At 18, JC is the baby of the family, and according to Ammons, he, like Dylan, had the opportunity to see other colleges, West Point and the U.S. Naval Academy.
“(JC) got into SLE at West Point and the Summer Seminar at Annapolis, but COVID happened,” Ammons said. “West Point cancelled SLE, but the Navy held theirs virtually, so he didn’t get the same experience as his sisters.”
With COVID already casting a cloud on his academy summer experience, JC was faced with another bitter pill to swallow. He was disqualified for military service because of scoliosis. Yet, he was determined to attend one of the academies. JC’s choice was the Navy.
“We had to submit a medical waiver. One Sunday afternoon, (JC) received his medical clearance from the Navy, and that following Monday he received clearance from the Army,” Ammons said. “(JC) chose the Naval Academy at Annapolis. He liked the structure and the capabilities of the ship. (This) was best for him to be an engineer officer."
According to Ammons, education is a critical element for their family. He said his wife stresses that.
“She’s the nucleus of this operation – she grounds all of us. My wife wants our kids to be great people,” Ammons said. “We always strive for our kids to be the best at whatever they do – whether you are a police officer, garbage man; it doesn’t matter, you just have to be the best that you can.”
So, as the three Ammons children pursue their military officer careers in the Army and Navy, their journey will make for interesting family times.
As for future family gatherings – Go Army!

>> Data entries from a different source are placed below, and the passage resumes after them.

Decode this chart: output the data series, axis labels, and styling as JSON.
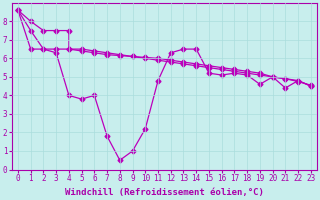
{
  "title": "",
  "xlabel": "Windchill (Refroidissement éolien,°C)",
  "ylabel": "",
  "background_color": "#c8eeed",
  "line_color": "#bb00bb",
  "grid_color": "#aadddd",
  "xlim": [
    -0.5,
    23.5
  ],
  "ylim": [
    0,
    9
  ],
  "yticks": [
    0,
    1,
    2,
    3,
    4,
    5,
    6,
    7,
    8
  ],
  "xticks": [
    0,
    1,
    2,
    3,
    4,
    5,
    6,
    7,
    8,
    9,
    10,
    11,
    12,
    13,
    14,
    15,
    16,
    17,
    18,
    19,
    20,
    21,
    22,
    23
  ],
  "line1_x": [
    0,
    1,
    2,
    3,
    4,
    4,
    5,
    6,
    7,
    8,
    9,
    10,
    11,
    12,
    13,
    14,
    15,
    16,
    17,
    18,
    19,
    20,
    21,
    22,
    23
  ],
  "line1_y": [
    8.6,
    8.0,
    7.5,
    7.5,
    7.5,
    6.5,
    6.5,
    6.4,
    6.3,
    6.2,
    6.1,
    6.0,
    5.9,
    5.8,
    5.7,
    5.6,
    5.5,
    5.4,
    5.3,
    5.2,
    5.1,
    5.0,
    4.9,
    4.8,
    4.5
  ],
  "line2_x": [
    0,
    1,
    2,
    3,
    4,
    5,
    6,
    7,
    8,
    9,
    10,
    11,
    12,
    13,
    14,
    15,
    16,
    17,
    18,
    19,
    20,
    21,
    22,
    23
  ],
  "line2_y": [
    8.6,
    7.5,
    6.5,
    6.5,
    6.5,
    6.4,
    6.3,
    6.2,
    6.15,
    6.1,
    6.05,
    6.0,
    5.9,
    5.8,
    5.7,
    5.6,
    5.5,
    5.4,
    5.3,
    5.2,
    5.0,
    4.9,
    4.75,
    4.55
  ],
  "line3_x": [
    0,
    1,
    2,
    3,
    4,
    5,
    6,
    7,
    8,
    9,
    10,
    11,
    12,
    13,
    14,
    15,
    16,
    17,
    18,
    19,
    20,
    21,
    22,
    23
  ],
  "line3_y": [
    8.6,
    6.5,
    6.5,
    6.3,
    4.0,
    3.8,
    4.0,
    1.8,
    0.5,
    1.0,
    2.2,
    4.8,
    6.3,
    6.5,
    6.5,
    5.2,
    5.1,
    5.2,
    5.1,
    4.6,
    5.0,
    4.4,
    4.8,
    4.5
  ],
  "marker": "D",
  "markersize": 2.5,
  "linewidth": 0.9,
  "xlabel_fontsize": 6.5,
  "tick_fontsize": 5.5,
  "tick_color": "#aa00aa",
  "label_color": "#aa00aa"
}
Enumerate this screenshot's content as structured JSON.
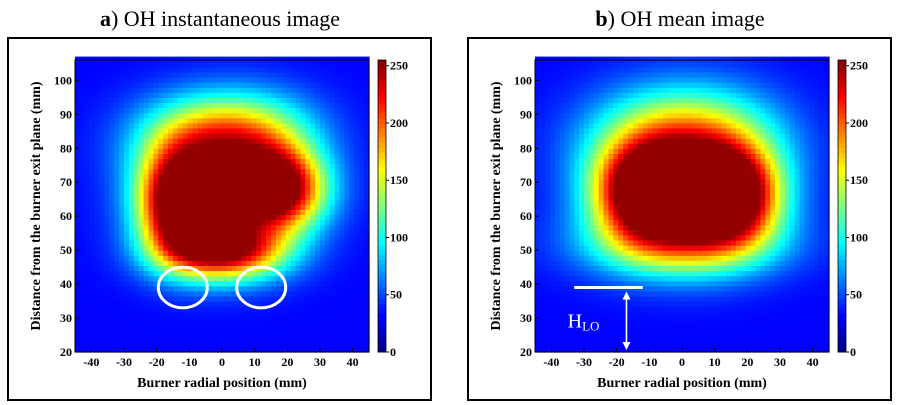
{
  "colors": {
    "colormap": [
      "#00007f",
      "#0000ff",
      "#007fff",
      "#00ffff",
      "#7fff7f",
      "#ffff00",
      "#ff7f00",
      "#ff0000",
      "#7f0000"
    ],
    "ellipse": "#ffffff",
    "annotation": "#ffffff"
  },
  "panels": [
    {
      "letter": "a",
      "title": ") OH instantaneous image"
    },
    {
      "letter": "b",
      "title": ") OH mean image",
      "annotation": {
        "label_main": "H",
        "label_sub": "LO"
      }
    }
  ],
  "chart_data": [
    {
      "type": "heatmap",
      "xlabel": "Burner radial position (mm)",
      "ylabel": "Distance from the burner exit plane (mm)",
      "xlim": [
        -45,
        45
      ],
      "ylim": [
        20,
        106
      ],
      "xticks": [
        -40,
        -30,
        -20,
        -10,
        0,
        10,
        20,
        30,
        40
      ],
      "yticks": [
        20,
        30,
        40,
        50,
        60,
        70,
        80,
        90,
        100
      ],
      "colorbar": {
        "range": [
          0,
          255
        ],
        "ticks": [
          0,
          50,
          100,
          150,
          200,
          250
        ]
      },
      "highlight_ellipses": [
        {
          "cx": -12,
          "cy": 39,
          "rx": 7.5,
          "ry": 6
        },
        {
          "cx": 12,
          "cy": 39,
          "rx": 7.5,
          "ry": 6
        }
      ],
      "hotspots": [
        {
          "x": -14,
          "y": 64,
          "sx": 8,
          "sy": 10,
          "v": 200
        },
        {
          "x": 17,
          "y": 68,
          "sx": 10,
          "sy": 8,
          "v": 210
        },
        {
          "x": 0,
          "y": 66,
          "sx": 16,
          "sy": 12,
          "v": 120
        },
        {
          "x": -8,
          "y": 83,
          "sx": 14,
          "sy": 9,
          "v": 95
        },
        {
          "x": 10,
          "y": 84,
          "sx": 14,
          "sy": 9,
          "v": 95
        },
        {
          "x": -5,
          "y": 50,
          "sx": 12,
          "sy": 6,
          "v": 110
        },
        {
          "x": 5,
          "y": 50,
          "sx": 12,
          "sy": 6,
          "v": 110
        }
      ]
    },
    {
      "type": "heatmap",
      "xlabel": "Burner radial position (mm)",
      "ylabel": "Distance from the burner exit plane (mm)",
      "xlim": [
        -45,
        45
      ],
      "ylim": [
        20,
        106
      ],
      "xticks": [
        -40,
        -30,
        -20,
        -10,
        0,
        10,
        20,
        30,
        40
      ],
      "yticks": [
        20,
        30,
        40,
        50,
        60,
        70,
        80,
        90,
        100
      ],
      "colorbar": {
        "range": [
          0,
          255
        ],
        "ticks": [
          0,
          50,
          100,
          150,
          200,
          250
        ]
      },
      "h_lo_line": {
        "x_from": -33,
        "x_to": -12,
        "y": 39,
        "arrow_x": -17,
        "arrow_to": 20
      },
      "hotspots": [
        {
          "x": -12,
          "y": 67,
          "sx": 10,
          "sy": 9,
          "v": 185
        },
        {
          "x": 15,
          "y": 66,
          "sx": 10,
          "sy": 9,
          "v": 215
        },
        {
          "x": 0,
          "y": 65,
          "sx": 17,
          "sy": 12,
          "v": 120
        },
        {
          "x": -8,
          "y": 82,
          "sx": 16,
          "sy": 11,
          "v": 90
        },
        {
          "x": 10,
          "y": 82,
          "sx": 16,
          "sy": 11,
          "v": 90
        },
        {
          "x": 0,
          "y": 52,
          "sx": 20,
          "sy": 7,
          "v": 100
        }
      ]
    }
  ]
}
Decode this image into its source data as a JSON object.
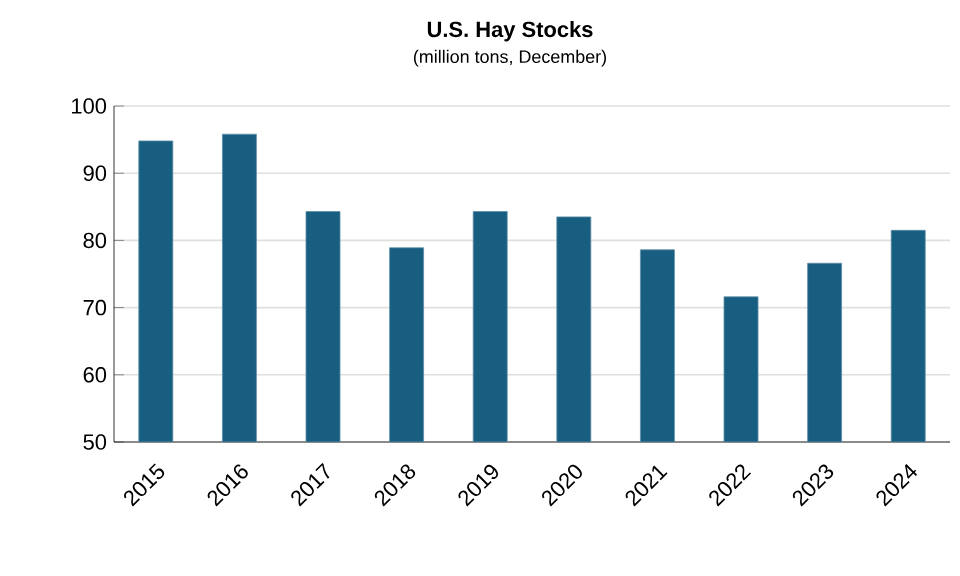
{
  "chart_data": {
    "type": "bar",
    "title": "U.S. Hay Stocks",
    "subtitle": "(million tons, December)",
    "categories": [
      "2015",
      "2016",
      "2017",
      "2018",
      "2019",
      "2020",
      "2021",
      "2022",
      "2023",
      "2024"
    ],
    "values": [
      94.8,
      95.8,
      84.3,
      78.9,
      84.3,
      83.5,
      78.6,
      71.6,
      76.6,
      81.5
    ],
    "color": "#175e80",
    "ylim": [
      50,
      100
    ],
    "yticks": [
      50,
      60,
      70,
      80,
      90,
      100
    ],
    "grid": "y",
    "legend": false
  }
}
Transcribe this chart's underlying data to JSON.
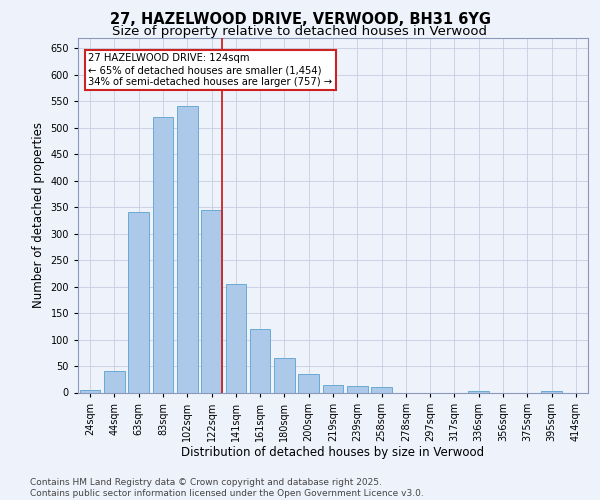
{
  "title": "27, HAZELWOOD DRIVE, VERWOOD, BH31 6YG",
  "subtitle": "Size of property relative to detached houses in Verwood",
  "xlabel": "Distribution of detached houses by size in Verwood",
  "ylabel": "Number of detached properties",
  "bins": [
    "24sqm",
    "44sqm",
    "63sqm",
    "83sqm",
    "102sqm",
    "122sqm",
    "141sqm",
    "161sqm",
    "180sqm",
    "200sqm",
    "219sqm",
    "239sqm",
    "258sqm",
    "278sqm",
    "297sqm",
    "317sqm",
    "336sqm",
    "356sqm",
    "375sqm",
    "395sqm",
    "414sqm"
  ],
  "values": [
    5,
    40,
    340,
    520,
    540,
    345,
    205,
    120,
    65,
    35,
    15,
    12,
    10,
    0,
    0,
    0,
    2,
    0,
    0,
    2,
    0
  ],
  "bar_color": "#adc9ea",
  "bar_edge_color": "#6aaad4",
  "property_bin_index": 5,
  "property_sqm": 124,
  "vline_color": "#cc2222",
  "annotation_text": "27 HAZELWOOD DRIVE: 124sqm\n← 65% of detached houses are smaller (1,454)\n34% of semi-detached houses are larger (757) →",
  "annotation_box_facecolor": "#ffffff",
  "annotation_box_edgecolor": "#cc2222",
  "ylim": [
    0,
    670
  ],
  "yticks": [
    0,
    50,
    100,
    150,
    200,
    250,
    300,
    350,
    400,
    450,
    500,
    550,
    600,
    650
  ],
  "background_color": "#eef2fb",
  "grid_color": "#c5cde0",
  "footer": "Contains HM Land Registry data © Crown copyright and database right 2025.\nContains public sector information licensed under the Open Government Licence v3.0.",
  "title_fontsize": 10.5,
  "subtitle_fontsize": 9.5,
  "axis_label_fontsize": 8.5,
  "tick_fontsize": 7,
  "footer_fontsize": 6.5,
  "num_bins": 21
}
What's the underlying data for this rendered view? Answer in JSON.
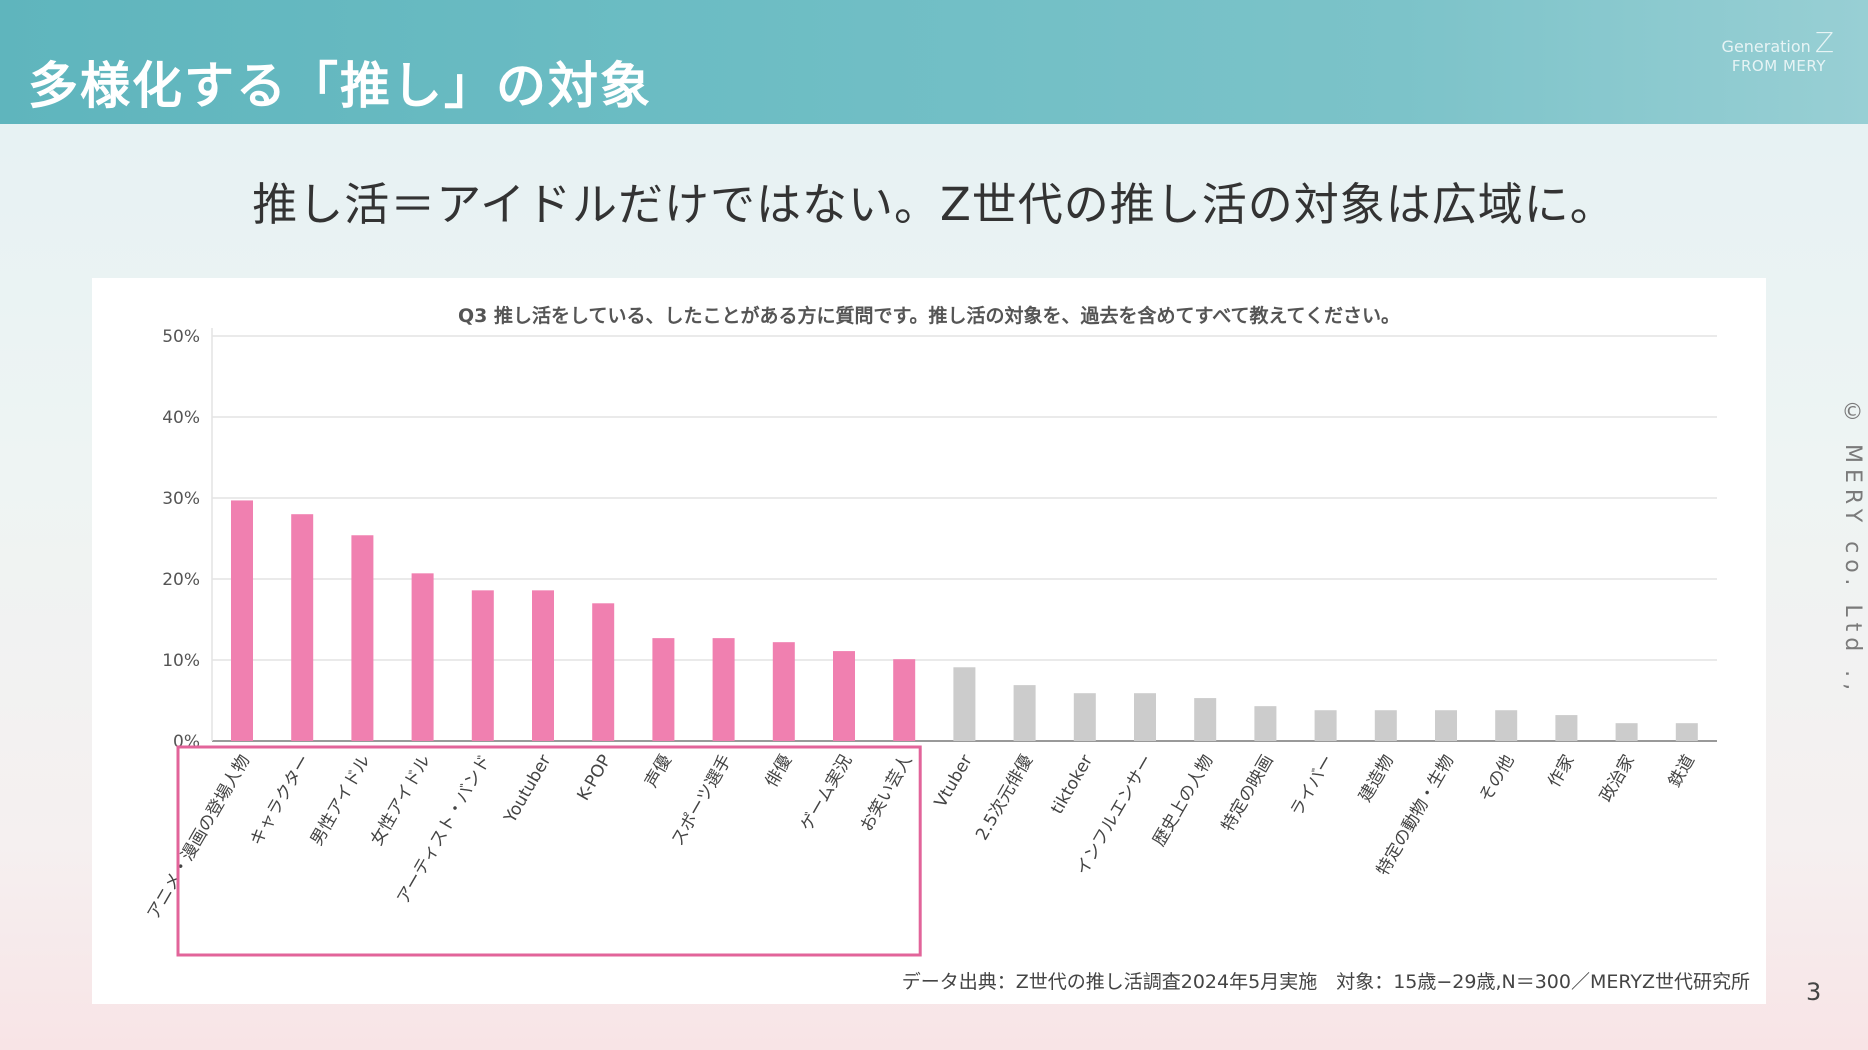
{
  "slide": {
    "title": "多様化する「推し」の対象",
    "subtitle": "推し活＝アイドルだけではない。Z世代の推し活の対象は広域に。",
    "brand_generation": "Generation",
    "brand_z": "Z",
    "brand_from": "FROM MERY",
    "copyright": "© MERY co. Ltd .,",
    "page_number": "3",
    "source": "データ出典：Z世代の推し活調査2024年5月実施　対象：15歳−29歳,N＝300／MERYZ世代研究所"
  },
  "colors": {
    "highlight_bar": "#f080b0",
    "other_bar": "#cccccc",
    "highlight_box": "#e2649a",
    "header_band": "#6dbdc4"
  },
  "chart_data": {
    "type": "bar",
    "title": "Q3 推し活をしている、したことがある方に質問です。推し活の対象を、過去を含めてすべて教えてください。",
    "categories": [
      "アニメ・漫画の登場人物",
      "キャラクター",
      "男性アイドル",
      "女性アイドル",
      "アーティスト・バンド",
      "Youtuber",
      "K-POP",
      "声優",
      "スポーツ選手",
      "俳優",
      "ゲーム実況",
      "お笑い芸人",
      "Vtuber",
      "2.5次元俳優",
      "tiktoker",
      "インフルエンサー",
      "歴史上の人物",
      "特定の映画",
      "ライバー",
      "建造物",
      "特定の動物・生物",
      "その他",
      "作家",
      "政治家",
      "鉄道"
    ],
    "values": [
      29.7,
      28.0,
      25.4,
      20.7,
      18.6,
      18.6,
      17.0,
      12.7,
      12.7,
      12.2,
      11.1,
      10.1,
      9.1,
      6.9,
      5.9,
      5.9,
      5.3,
      4.3,
      3.8,
      3.8,
      3.8,
      3.8,
      3.2,
      2.2,
      2.2
    ],
    "highlighted_count": 12,
    "yticks": [
      "0%",
      "10%",
      "20%",
      "30%",
      "40%",
      "50%"
    ],
    "ylim": [
      0,
      50
    ],
    "grid": true,
    "legend": "none"
  }
}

Beat Navy!
“My younger brother, JC, is very competitive, so I think he will be the biggest trash talker in the house,” Morgan said. “My sister and I will stay humble and wait until the end of the game to talk smack because that is just our personalities. My dad is the one who will try to get us fired up and push the rivalry on some excellent family competition. My mom will cheer for both teams no matter what the outcome is.”
And, the T-shirt is already in the design process.
“We are already working on the shirt,” Ammons said. “The shirt has me on one side in my old Navy uniform with my son pulling on it; on the other side, we have my two daughters pulling on my Army uniform, and it says ‘House Divided,’ – it’s going to be a whole lot of fun!”